O Irão é o elemento central da política externa de Israel, que o vê como ameaça existencial (devido ao programa nuclear) e circunstancial (pelo apoio a grupos palestinianos). Os Acordos de Abraão, com que o Estado hebraico iniciou uma aproximação ao mundo árabe, visaram também isolar o Irão. Com quatro países a bordo, a Arábia Saudita era candidata. “A pressão está sobre Riade”, diz Tiago Lopes. “Terá de escolher se dá prioridade ao Irão, para reconstruir o grande espaço islâmico, se a Israel, numa lógica de estabilização da região.”

TURQUIA

“A Turquia perde espaço político no Médio Oriente com a aproximação entre Irão e Arábia Saudita”, comenta o docente da Universidade Portucalense. “No mundo sunita, sempre foi vista como poder mediador e moderado.

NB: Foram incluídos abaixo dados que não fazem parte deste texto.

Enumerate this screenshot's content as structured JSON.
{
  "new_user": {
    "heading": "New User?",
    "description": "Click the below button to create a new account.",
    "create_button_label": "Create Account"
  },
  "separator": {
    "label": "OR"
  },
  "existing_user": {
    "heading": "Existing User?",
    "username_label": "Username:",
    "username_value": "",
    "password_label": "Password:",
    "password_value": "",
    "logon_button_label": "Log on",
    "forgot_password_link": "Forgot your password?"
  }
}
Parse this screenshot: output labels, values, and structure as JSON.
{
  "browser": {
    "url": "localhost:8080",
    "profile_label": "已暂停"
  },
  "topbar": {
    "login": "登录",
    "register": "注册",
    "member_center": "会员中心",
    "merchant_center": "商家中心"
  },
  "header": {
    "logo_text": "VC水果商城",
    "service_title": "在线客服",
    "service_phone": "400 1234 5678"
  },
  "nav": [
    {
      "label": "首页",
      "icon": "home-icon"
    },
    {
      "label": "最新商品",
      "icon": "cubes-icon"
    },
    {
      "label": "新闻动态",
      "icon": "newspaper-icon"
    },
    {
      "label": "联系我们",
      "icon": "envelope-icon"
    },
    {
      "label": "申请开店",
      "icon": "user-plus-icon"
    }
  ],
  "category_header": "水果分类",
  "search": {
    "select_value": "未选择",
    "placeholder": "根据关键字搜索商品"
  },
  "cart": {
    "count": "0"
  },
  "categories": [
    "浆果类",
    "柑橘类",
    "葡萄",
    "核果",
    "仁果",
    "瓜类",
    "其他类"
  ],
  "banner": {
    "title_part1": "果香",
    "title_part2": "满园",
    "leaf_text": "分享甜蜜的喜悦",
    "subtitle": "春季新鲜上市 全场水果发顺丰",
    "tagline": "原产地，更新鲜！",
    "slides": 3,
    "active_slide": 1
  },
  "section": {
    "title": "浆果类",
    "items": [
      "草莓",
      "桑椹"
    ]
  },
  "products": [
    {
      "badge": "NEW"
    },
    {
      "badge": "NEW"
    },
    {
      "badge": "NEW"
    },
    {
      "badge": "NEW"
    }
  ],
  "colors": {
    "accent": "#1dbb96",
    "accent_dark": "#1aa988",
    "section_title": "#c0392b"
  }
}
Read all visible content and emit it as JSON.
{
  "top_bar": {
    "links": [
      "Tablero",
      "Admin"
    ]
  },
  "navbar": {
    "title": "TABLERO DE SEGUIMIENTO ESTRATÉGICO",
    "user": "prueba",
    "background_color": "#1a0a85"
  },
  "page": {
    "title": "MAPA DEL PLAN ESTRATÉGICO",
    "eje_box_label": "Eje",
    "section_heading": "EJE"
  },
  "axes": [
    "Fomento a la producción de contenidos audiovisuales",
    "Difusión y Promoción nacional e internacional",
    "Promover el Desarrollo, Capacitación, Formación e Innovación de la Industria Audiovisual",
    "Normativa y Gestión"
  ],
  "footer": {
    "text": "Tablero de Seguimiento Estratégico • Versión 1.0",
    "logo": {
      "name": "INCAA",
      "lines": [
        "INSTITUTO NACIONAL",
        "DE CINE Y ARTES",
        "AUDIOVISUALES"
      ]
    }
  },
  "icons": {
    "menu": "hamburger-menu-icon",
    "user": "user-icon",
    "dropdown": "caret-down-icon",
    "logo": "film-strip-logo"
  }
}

Com a normalização, deixa de poder fazer a ponte, porque não há nada para moderar.” Tiago Lopes recorda a recente cimeira da NATO, em Vílnius, onde após colocar entraves à adesão da Suécia, Ancara acabou por ceder. “A Turquia decidiu voltar à sua política de ambiguidade, que é ter relações com o Ocidente, mas também não estragar o relacionamento que tem com a Rússia.”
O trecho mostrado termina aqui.